It’s a heavy awareness to carry, but it’s one I’ve shared 

Indiana sometimes shows up as a symbolic state. It’s not just a “crossroads of America,” as it likes to tout itself, a blending of North and South or balancing East versus West. It’s an anomaly even in the Midwest, where it’s the only state not bearing an Indigenous name yet it’s named in supposed homage to the Original Peoples – INDIAN-a.

With a capital called INDIAN-apolis. Or Naptown, as it’s known in other parts of the state.

Not that there are any tribes remaining within its boundaries.

It’s not as industrial as Ohio or Illinois nor as agricultural as, say, Iowa or Minnesota – feel free to counter that with hard data, I’m just running on gut feeling here.

And just what is a Hoosier, anyway? There are theories, but it’s certainly not like a buckeye or hawkeye or badger or the Bluegrass State bordering its south or Prairie State on its west or Great Lakes State on its north. You can get a picture in your mind with those.

In short, it rather strives to appear just average, or maybe a level just below. Somehow, that’s what fuels its role as a symbol of America itself, especially the Bread Basket sprawling largely westward, even though it’s rarely in the spotlight, except for Indy 500 week, and even that reflects an earlier glory.

That wasn’t always the case, though. The place gave birth to some leftist progressives over the years as well as some vital inventors. It also gave us the likes of journalist Ernie Pyle, jazz lyricist Hoagie Carmichael, actor James Dean, radio storyteller Jean Shepherd, basketball great Larry Bird, rocker John Mellencamp, late-night host David Letterman. But no U.S. president.

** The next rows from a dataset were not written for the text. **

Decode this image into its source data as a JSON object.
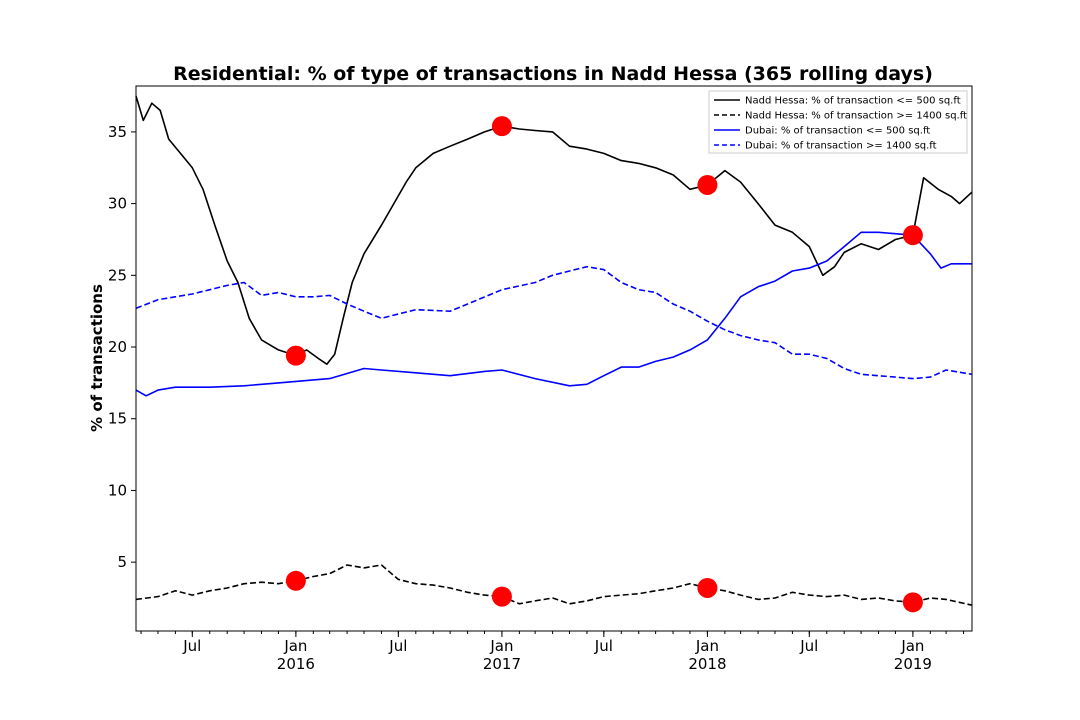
{
  "chart_data": {
    "type": "line",
    "title": "Residential: % of type of transactions in Nadd Hessa (365 rolling days)",
    "xlabel": "",
    "ylabel": "% of transactions",
    "xlim": [
      "2015-03-23",
      "2019-04-16"
    ],
    "ylim": [
      0.2,
      38.2
    ],
    "y_ticks": [
      5,
      10,
      15,
      20,
      25,
      30,
      35
    ],
    "x_ticks": [
      {
        "date": "2015-07-01",
        "label": "Jul",
        "year": ""
      },
      {
        "date": "2016-01-01",
        "label": "Jan",
        "year": "2016"
      },
      {
        "date": "2016-07-01",
        "label": "Jul",
        "year": ""
      },
      {
        "date": "2017-01-01",
        "label": "Jan",
        "year": "2017"
      },
      {
        "date": "2017-07-01",
        "label": "Jul",
        "year": ""
      },
      {
        "date": "2018-01-01",
        "label": "Jan",
        "year": "2018"
      },
      {
        "date": "2018-07-01",
        "label": "Jul",
        "year": ""
      },
      {
        "date": "2019-01-01",
        "label": "Jan",
        "year": "2019"
      }
    ],
    "legend_position": "top-right",
    "grid": false,
    "series": [
      {
        "name": "Nadd Hessa: % of transaction <= 500 sq.ft",
        "color": "#000000",
        "style": "solid",
        "points": [
          [
            "2015-03-23",
            37.5
          ],
          [
            "2015-04-05",
            35.8
          ],
          [
            "2015-04-20",
            37.0
          ],
          [
            "2015-05-05",
            36.5
          ],
          [
            "2015-05-20",
            34.5
          ],
          [
            "2015-06-10",
            33.5
          ],
          [
            "2015-07-01",
            32.5
          ],
          [
            "2015-07-20",
            31.0
          ],
          [
            "2015-08-10",
            28.5
          ],
          [
            "2015-09-01",
            26.0
          ],
          [
            "2015-09-20",
            24.5
          ],
          [
            "2015-10-10",
            22.0
          ],
          [
            "2015-11-01",
            20.5
          ],
          [
            "2015-12-01",
            19.8
          ],
          [
            "2016-01-01",
            19.4
          ],
          [
            "2016-01-20",
            19.8
          ],
          [
            "2016-02-10",
            19.2
          ],
          [
            "2016-02-25",
            18.8
          ],
          [
            "2016-03-10",
            19.5
          ],
          [
            "2016-03-25",
            22.0
          ],
          [
            "2016-04-10",
            24.5
          ],
          [
            "2016-05-01",
            26.5
          ],
          [
            "2016-06-01",
            28.5
          ],
          [
            "2016-07-15",
            31.5
          ],
          [
            "2016-08-01",
            32.5
          ],
          [
            "2016-09-01",
            33.5
          ],
          [
            "2016-10-01",
            34.0
          ],
          [
            "2016-11-01",
            34.5
          ],
          [
            "2016-12-01",
            35.0
          ],
          [
            "2017-01-01",
            35.4
          ],
          [
            "2017-02-01",
            35.2
          ],
          [
            "2017-03-01",
            35.1
          ],
          [
            "2017-04-01",
            35.0
          ],
          [
            "2017-05-01",
            34.0
          ],
          [
            "2017-06-01",
            33.8
          ],
          [
            "2017-07-01",
            33.5
          ],
          [
            "2017-08-01",
            33.0
          ],
          [
            "2017-09-01",
            32.8
          ],
          [
            "2017-10-01",
            32.5
          ],
          [
            "2017-11-01",
            32.0
          ],
          [
            "2017-12-01",
            31.0
          ],
          [
            "2018-01-01",
            31.3
          ],
          [
            "2018-02-01",
            32.3
          ],
          [
            "2018-03-01",
            31.5
          ],
          [
            "2018-04-01",
            30.0
          ],
          [
            "2018-05-01",
            28.5
          ],
          [
            "2018-06-01",
            28.0
          ],
          [
            "2018-07-01",
            27.0
          ],
          [
            "2018-07-25",
            25.0
          ],
          [
            "2018-08-15",
            25.6
          ],
          [
            "2018-09-01",
            26.6
          ],
          [
            "2018-10-01",
            27.2
          ],
          [
            "2018-11-01",
            26.8
          ],
          [
            "2018-12-01",
            27.5
          ],
          [
            "2019-01-01",
            27.8
          ],
          [
            "2019-01-20",
            31.8
          ],
          [
            "2019-02-15",
            31.0
          ],
          [
            "2019-03-10",
            30.5
          ],
          [
            "2019-03-25",
            30.0
          ],
          [
            "2019-04-16",
            30.8
          ]
        ]
      },
      {
        "name": "Nadd Hessa: % of transaction >= 1400 sq.ft",
        "color": "#000000",
        "style": "dashed",
        "points": [
          [
            "2015-03-23",
            2.4
          ],
          [
            "2015-05-01",
            2.6
          ],
          [
            "2015-06-01",
            3.0
          ],
          [
            "2015-07-01",
            2.7
          ],
          [
            "2015-08-01",
            3.0
          ],
          [
            "2015-09-01",
            3.2
          ],
          [
            "2015-10-01",
            3.5
          ],
          [
            "2015-11-01",
            3.6
          ],
          [
            "2015-12-01",
            3.5
          ],
          [
            "2016-01-01",
            3.7
          ],
          [
            "2016-02-01",
            4.0
          ],
          [
            "2016-03-01",
            4.2
          ],
          [
            "2016-04-01",
            4.8
          ],
          [
            "2016-05-01",
            4.6
          ],
          [
            "2016-06-01",
            4.8
          ],
          [
            "2016-07-01",
            3.8
          ],
          [
            "2016-08-01",
            3.5
          ],
          [
            "2016-09-01",
            3.4
          ],
          [
            "2016-10-01",
            3.2
          ],
          [
            "2016-11-01",
            2.9
          ],
          [
            "2016-12-01",
            2.7
          ],
          [
            "2017-01-01",
            2.6
          ],
          [
            "2017-02-01",
            2.1
          ],
          [
            "2017-03-01",
            2.3
          ],
          [
            "2017-04-01",
            2.5
          ],
          [
            "2017-05-01",
            2.1
          ],
          [
            "2017-06-01",
            2.3
          ],
          [
            "2017-07-01",
            2.6
          ],
          [
            "2017-08-01",
            2.7
          ],
          [
            "2017-09-01",
            2.8
          ],
          [
            "2017-10-01",
            3.0
          ],
          [
            "2017-11-01",
            3.2
          ],
          [
            "2017-12-01",
            3.5
          ],
          [
            "2018-01-01",
            3.2
          ],
          [
            "2018-02-01",
            3.0
          ],
          [
            "2018-03-01",
            2.7
          ],
          [
            "2018-04-01",
            2.4
          ],
          [
            "2018-05-01",
            2.5
          ],
          [
            "2018-06-01",
            2.9
          ],
          [
            "2018-07-01",
            2.7
          ],
          [
            "2018-08-01",
            2.6
          ],
          [
            "2018-09-01",
            2.7
          ],
          [
            "2018-10-01",
            2.4
          ],
          [
            "2018-11-01",
            2.5
          ],
          [
            "2018-12-01",
            2.3
          ],
          [
            "2019-01-01",
            2.2
          ],
          [
            "2019-02-01",
            2.5
          ],
          [
            "2019-03-01",
            2.4
          ],
          [
            "2019-04-16",
            2.0
          ]
        ]
      },
      {
        "name": "Dubai: % of transaction <= 500 sq.ft",
        "color": "#0000ff",
        "style": "solid",
        "points": [
          [
            "2015-03-23",
            17.0
          ],
          [
            "2015-04-10",
            16.6
          ],
          [
            "2015-05-01",
            17.0
          ],
          [
            "2015-06-01",
            17.2
          ],
          [
            "2015-08-01",
            17.2
          ],
          [
            "2015-10-01",
            17.3
          ],
          [
            "2015-12-01",
            17.5
          ],
          [
            "2016-01-01",
            17.6
          ],
          [
            "2016-03-01",
            17.8
          ],
          [
            "2016-05-01",
            18.5
          ],
          [
            "2016-06-01",
            18.4
          ],
          [
            "2016-08-01",
            18.2
          ],
          [
            "2016-10-01",
            18.0
          ],
          [
            "2016-12-01",
            18.3
          ],
          [
            "2017-01-01",
            18.4
          ],
          [
            "2017-03-01",
            17.8
          ],
          [
            "2017-05-01",
            17.3
          ],
          [
            "2017-06-01",
            17.4
          ],
          [
            "2017-07-01",
            18.0
          ],
          [
            "2017-08-01",
            18.6
          ],
          [
            "2017-09-01",
            18.6
          ],
          [
            "2017-10-01",
            19.0
          ],
          [
            "2017-11-01",
            19.3
          ],
          [
            "2017-12-01",
            19.8
          ],
          [
            "2018-01-01",
            20.5
          ],
          [
            "2018-02-01",
            22.0
          ],
          [
            "2018-03-01",
            23.5
          ],
          [
            "2018-04-01",
            24.2
          ],
          [
            "2018-05-01",
            24.6
          ],
          [
            "2018-06-01",
            25.3
          ],
          [
            "2018-07-01",
            25.5
          ],
          [
            "2018-08-01",
            26.0
          ],
          [
            "2018-09-01",
            27.0
          ],
          [
            "2018-10-01",
            28.0
          ],
          [
            "2018-11-01",
            28.0
          ],
          [
            "2018-12-01",
            27.9
          ],
          [
            "2019-01-01",
            27.8
          ],
          [
            "2019-02-01",
            26.5
          ],
          [
            "2019-02-20",
            25.5
          ],
          [
            "2019-03-10",
            25.8
          ],
          [
            "2019-04-16",
            25.8
          ]
        ]
      },
      {
        "name": "Dubai: % of transaction >= 1400 sq.ft",
        "color": "#0000ff",
        "style": "dashed",
        "points": [
          [
            "2015-03-23",
            22.7
          ],
          [
            "2015-05-01",
            23.3
          ],
          [
            "2015-07-01",
            23.7
          ],
          [
            "2015-09-01",
            24.3
          ],
          [
            "2015-10-01",
            24.5
          ],
          [
            "2015-11-01",
            23.6
          ],
          [
            "2015-12-01",
            23.8
          ],
          [
            "2016-01-01",
            23.5
          ],
          [
            "2016-02-01",
            23.5
          ],
          [
            "2016-03-01",
            23.6
          ],
          [
            "2016-04-01",
            23.0
          ],
          [
            "2016-05-01",
            22.5
          ],
          [
            "2016-06-01",
            22.0
          ],
          [
            "2016-07-01",
            22.3
          ],
          [
            "2016-08-01",
            22.6
          ],
          [
            "2016-10-01",
            22.5
          ],
          [
            "2016-11-01",
            23.0
          ],
          [
            "2017-01-01",
            24.0
          ],
          [
            "2017-03-01",
            24.5
          ],
          [
            "2017-04-01",
            25.0
          ],
          [
            "2017-05-01",
            25.3
          ],
          [
            "2017-06-01",
            25.6
          ],
          [
            "2017-07-01",
            25.4
          ],
          [
            "2017-08-01",
            24.5
          ],
          [
            "2017-09-01",
            24.0
          ],
          [
            "2017-10-01",
            23.8
          ],
          [
            "2017-11-01",
            23.0
          ],
          [
            "2017-12-01",
            22.5
          ],
          [
            "2018-01-01",
            21.8
          ],
          [
            "2018-02-01",
            21.2
          ],
          [
            "2018-03-01",
            20.8
          ],
          [
            "2018-04-01",
            20.5
          ],
          [
            "2018-05-01",
            20.3
          ],
          [
            "2018-06-01",
            19.5
          ],
          [
            "2018-07-01",
            19.5
          ],
          [
            "2018-08-01",
            19.2
          ],
          [
            "2018-09-01",
            18.5
          ],
          [
            "2018-10-01",
            18.1
          ],
          [
            "2018-11-01",
            18.0
          ],
          [
            "2018-12-01",
            17.9
          ],
          [
            "2019-01-01",
            17.8
          ],
          [
            "2019-02-01",
            17.9
          ],
          [
            "2019-03-01",
            18.4
          ],
          [
            "2019-04-16",
            18.1
          ]
        ]
      }
    ],
    "markers": {
      "color": "#ff0000",
      "points": [
        [
          "2016-01-01",
          19.4
        ],
        [
          "2017-01-01",
          35.4
        ],
        [
          "2018-01-01",
          31.3
        ],
        [
          "2019-01-01",
          27.8
        ],
        [
          "2016-01-01",
          3.7
        ],
        [
          "2017-01-01",
          2.6
        ],
        [
          "2018-01-01",
          3.2
        ],
        [
          "2019-01-01",
          2.2
        ]
      ]
    }
  }
}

Early on, it had a heavy Southern influence, especially as Quaker families fled the slaveholding economy of North Carolina, as I learned after taking up genealogy and uncovering my roots.

It also has some distinctly different regions, including the once dominant steelmaking crescent along Lake Michigan adjacent to Chicago; the hardscrabble rolling forests and quarries of southern Indiana; and the flat agricultural belt in the middle.

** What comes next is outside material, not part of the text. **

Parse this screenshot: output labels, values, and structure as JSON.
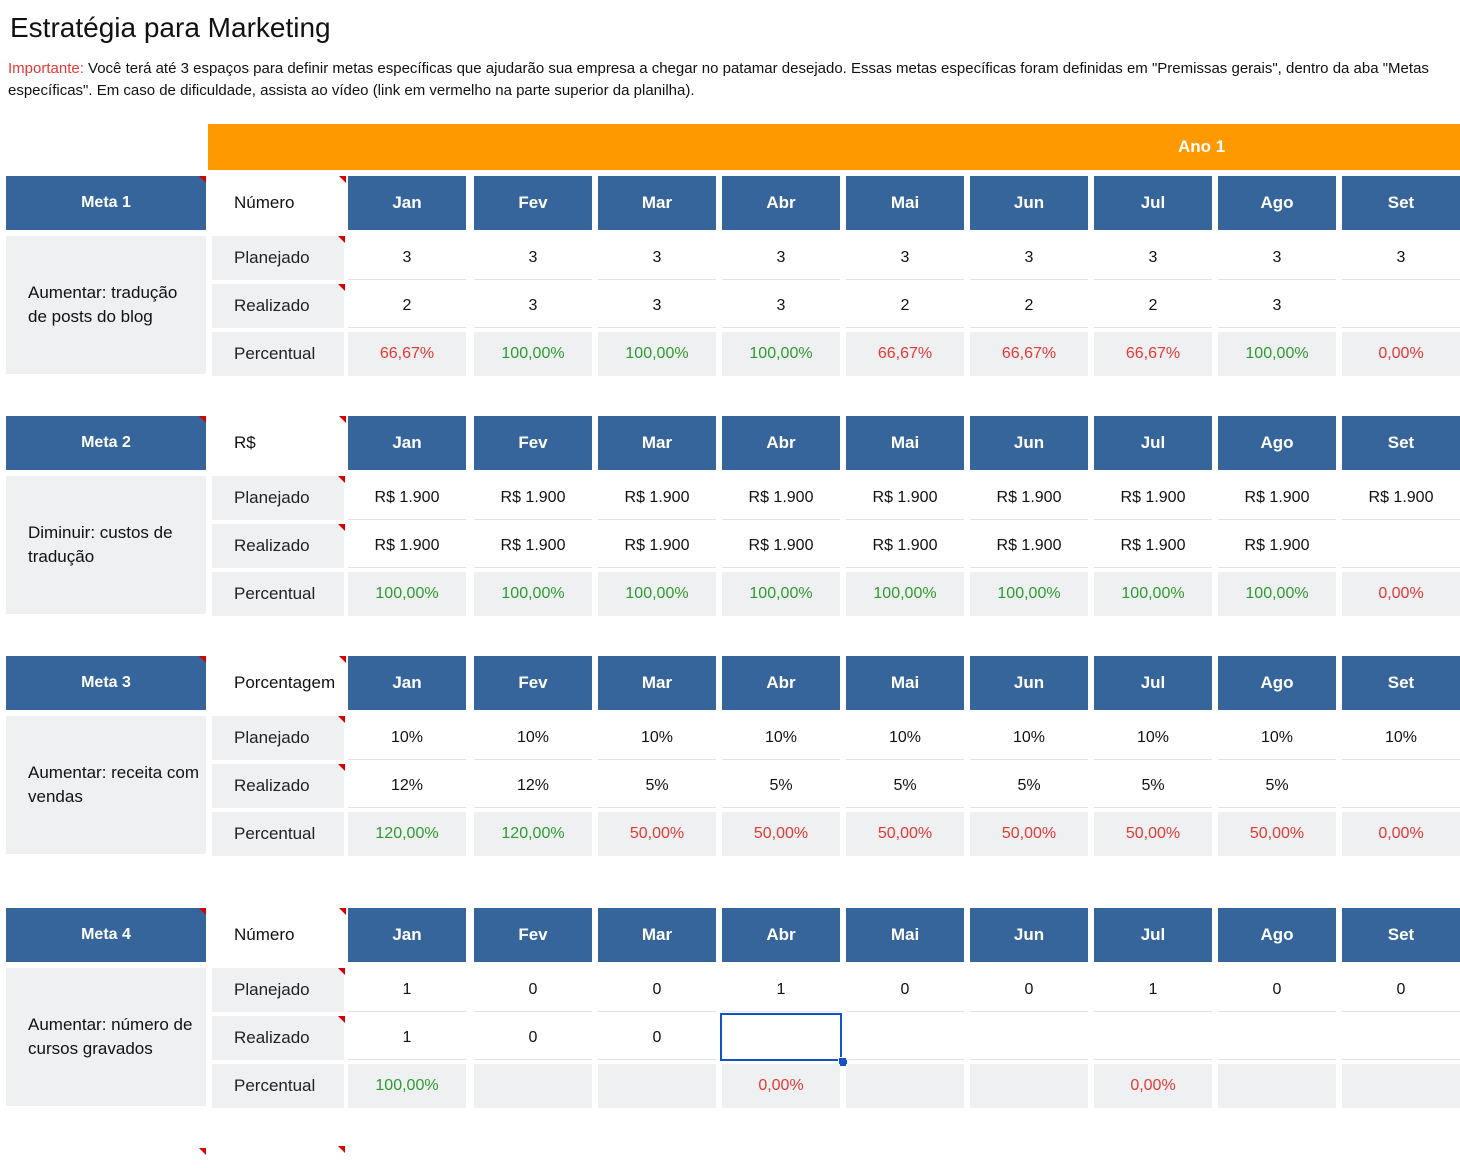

I got to know it first by family camping trips and Boy Scout overnight hiking excursions. Yes, in the southern tracts of the state. We also had journeys when my great-grandmother decided to visit from Missouri or central Illinois; her son and his wife lived in a dreadful corner of Indianapolis and served as the relay point. Later, I finished college, again in the rustic south, and returned four years after as a political science research associate.

I must admit my angst at what’s been happening politically and socially, even though the Indianapolis Star was always a pretty dreadful archconservative voice, proof for me that “liberal” journalism has always been in the minority.

~*~

Not that the state hasn’t had an artistic presence. Just think of the artist Robert Indiana of the iconic LOVE image (born in New Castle).

Novelist Kurt Vonnegut nailed the state for me, though other writers of note include Booth Tarkington, Theodore Dreiser, Ward Just, New Yorker regular Janet Flanner (from Paris), and young-adult superstar John Green. The poets Clayton Eshelman, with his collection Indiana, and Etheridge Knight also have had strong careers.

For my part, my novels Daffodil Uprising and What’s Left are both based in an imaginative reworking of Bloomington – I do play with geography, making the Ohio River a lot closer to Indianapolis, for one thing. My novel Hometown News could also be placed in the upper half of the state, though its setting is more generalized.

My poetry chapbook Leonard Springs definitely reflects the cave country around Bloomington.

I anticipated remaining there much longer than I did, but fate intervened. And after that, I’ve never been back, except in my memories.